The US Dollar Index registered a two-month trough, underpinning dollar-priced Oil.
Also supporting the market, Saudi Arabia, OPEC+ largest producer, said last week it would extend its voluntary production cut of 1 million barrels per day to August.
Additionally, Russia and Algeria volunteered to reduce their output and export levels for the same month.
“Oil has found a floor and the only thing … that could break that is if U.S. inflation is scorching hot and the Fed is forced to tighten this economy into a recession,” OANDA analyst Edward Moya was quoted as saying by Reuters.
Market players are waiting to see whether inflationary pressures will continue moderating, while providing clues over the Federal Reserve’s rate trajectory.
Meanwhile, the head of the International Energy Agency said yesterday that oil demand from China and developing nations, coupled with OPEC+ output cuts, would likely keep the market tight during the second half of 2023.

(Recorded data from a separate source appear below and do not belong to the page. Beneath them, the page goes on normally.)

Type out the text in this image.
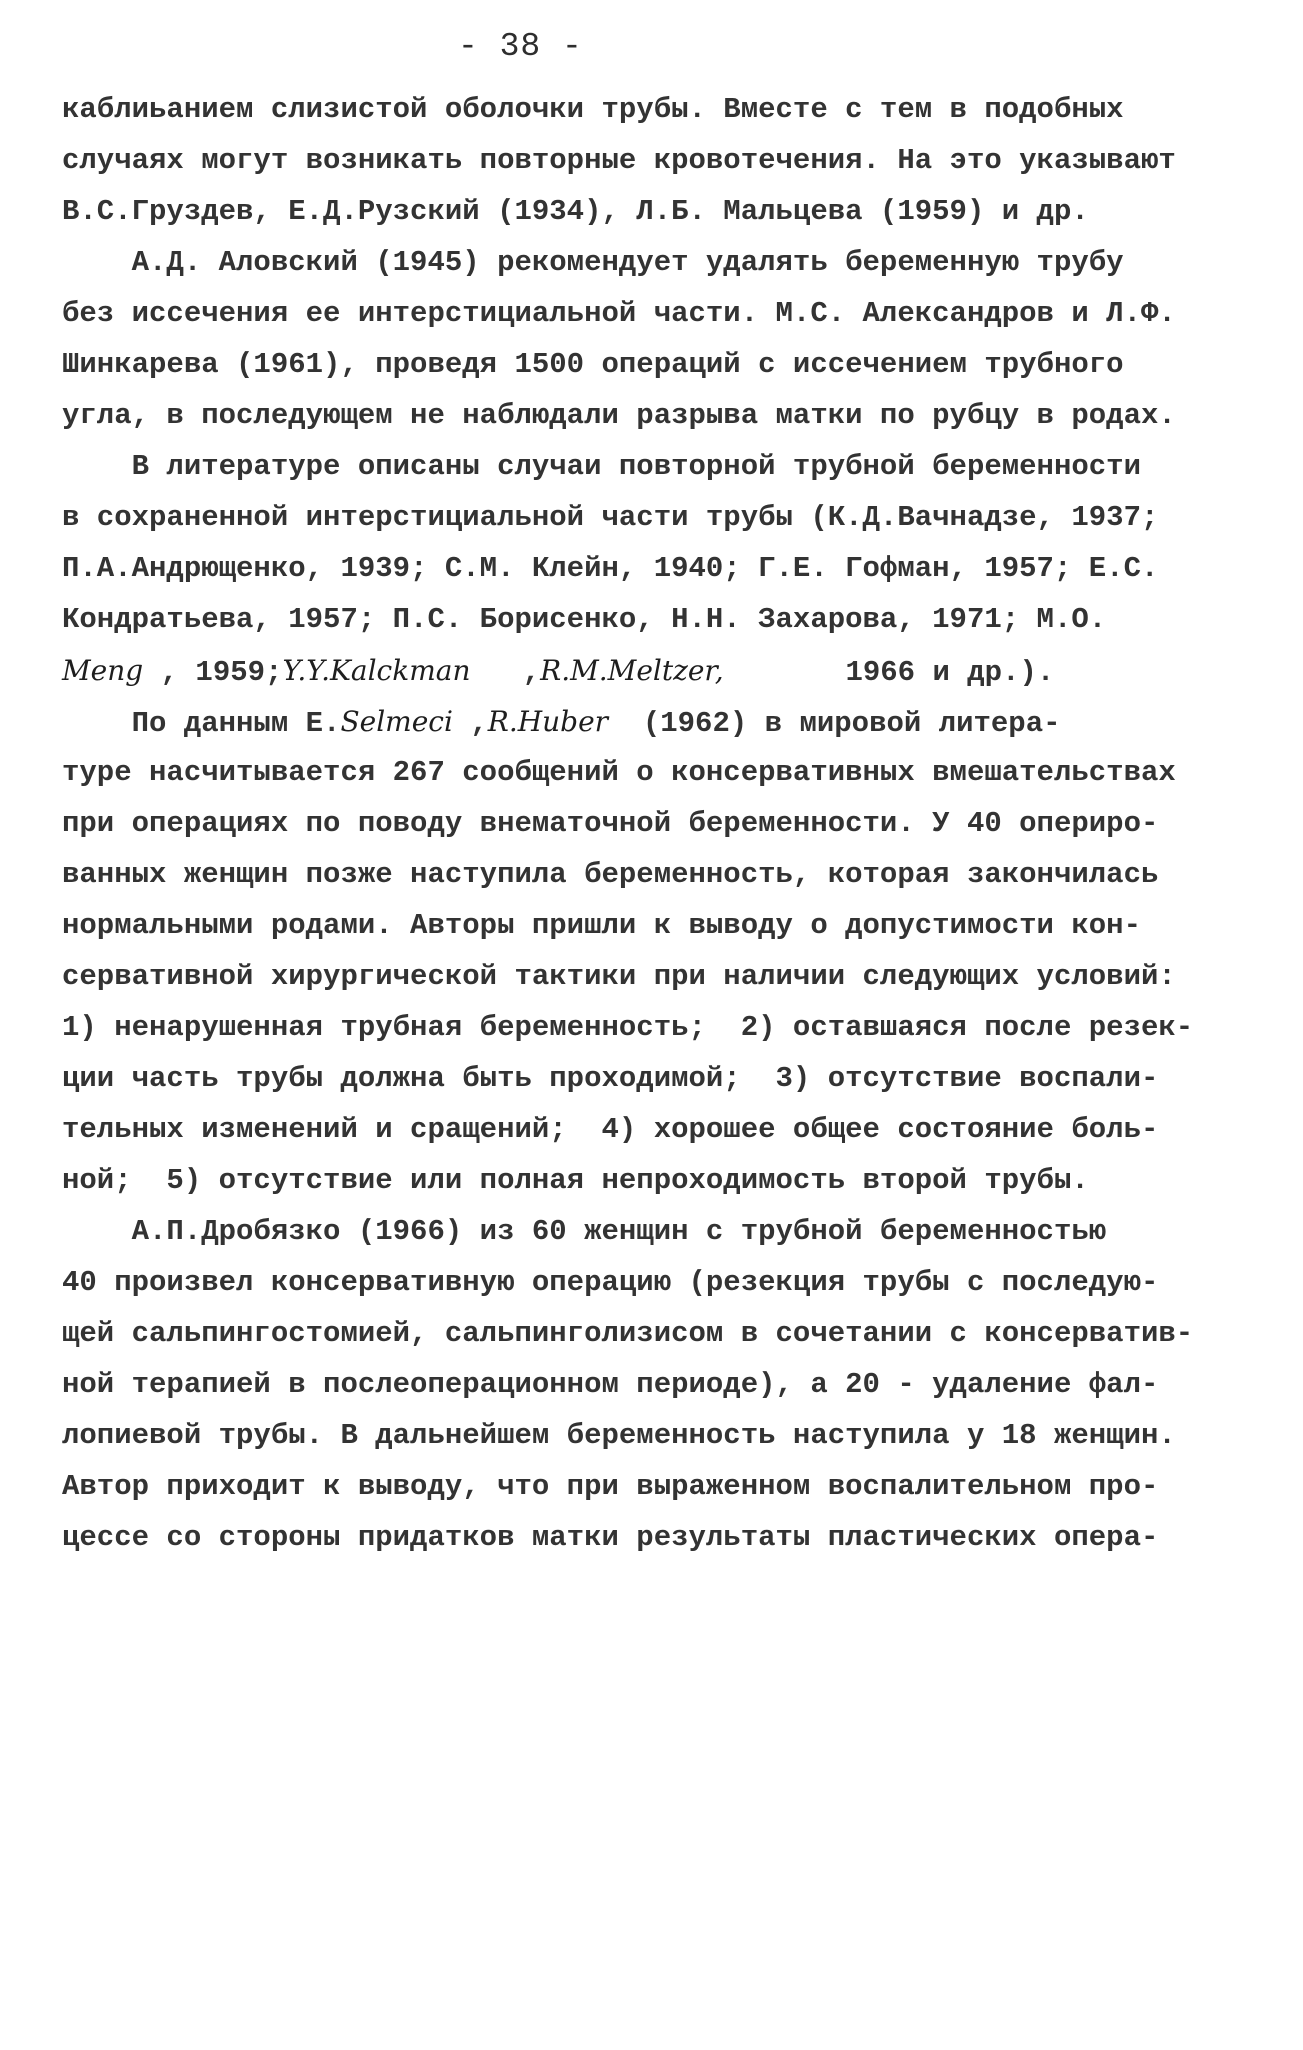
- 38 -
каблиьанием слизистой оболочки трубы. Вместе с тем в подобных
случаях могут возникать повторные кровотечения. На это указывают
В.С.Груздев, Е.Д.Рузский (1934), Л.Б. Мальцева (1959) и др.
А.Д. Аловский (1945) рекомендует удалять беременную трубу
без иссечения ее интерстициальной части. М.С. Александров и Л.Ф.
Шинкарева (1961), проведя 1500 операций с иссечением трубного
угла, в последующем не наблюдали разрыва матки по рубцу в родах.
В литературе описаны случаи повторной трубной беременности
в сохраненной интерстициальной части трубы (К.Д.Вачнадзе, 1937;
П.А.Андрющенко, 1939; С.М. Клейн, 1940; Г.Е. Гофман, 1957; Е.С.
Кондратьева, 1957; П.С. Борисенко, Н.Н. Захарова, 1971; М.О.
Meng , 1959;Y.Y.Kalckman   ,R.M.Meltzer,       1966 и др.).
По данным Е.Selmeci ,R.Huber  (1962) в мировой литера-
туре насчитывается 267 сообщений о консервативных вмешательствах
при операциях по поводу внематочной беременности. У 40 опериро-
ванных женщин позже наступила беременность, которая закончилась
нормальными родами. Авторы пришли к выводу о допустимости кон-
сервативной хирургической тактики при наличии следующих условий:
1) ненарушенная трубная беременность;  2) оставшаяся после резек-
ции часть трубы должна быть проходимой;  3) отсутствие воспали-
тельных изменений и сращений;  4) хорошее общее состояние боль-
ной;  5) отсутствие или полная непроходимость второй трубы.
А.П.Дробязко (1966) из 60 женщин с трубной беременностью
40 произвел консервативную операцию (резекция трубы с последую-
щей сальпингостомией, сальпинголизисом в сочетании с консерватив-
ной терапией в послеоперационном периоде), а 20 - удаление фал-
лопиевой трубы. В дальнейшем беременность наступила у 18 женщин.
Автор приходит к выводу, что при выраженном воспалительном про-
цессе со стороны придатков матки результаты пластических опера-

“Even in sluggish economic growth, China and other developing countries’ demand is strong,” IEA’s Fatih Birol said.
“Taken together with the production cuts coming from key producing countries, we still believe that we may see tightness in the market in the second half of this year.”
As of 12:02 GMT on Tuesday WTI Crude Oil Futures for August delivery were gaining 0.64% to trade at $73.46 per barrel.
At the same time, Brent Oil Futures for September delivery were gaining 0.58% on the day to trade at $78.14 per barrel.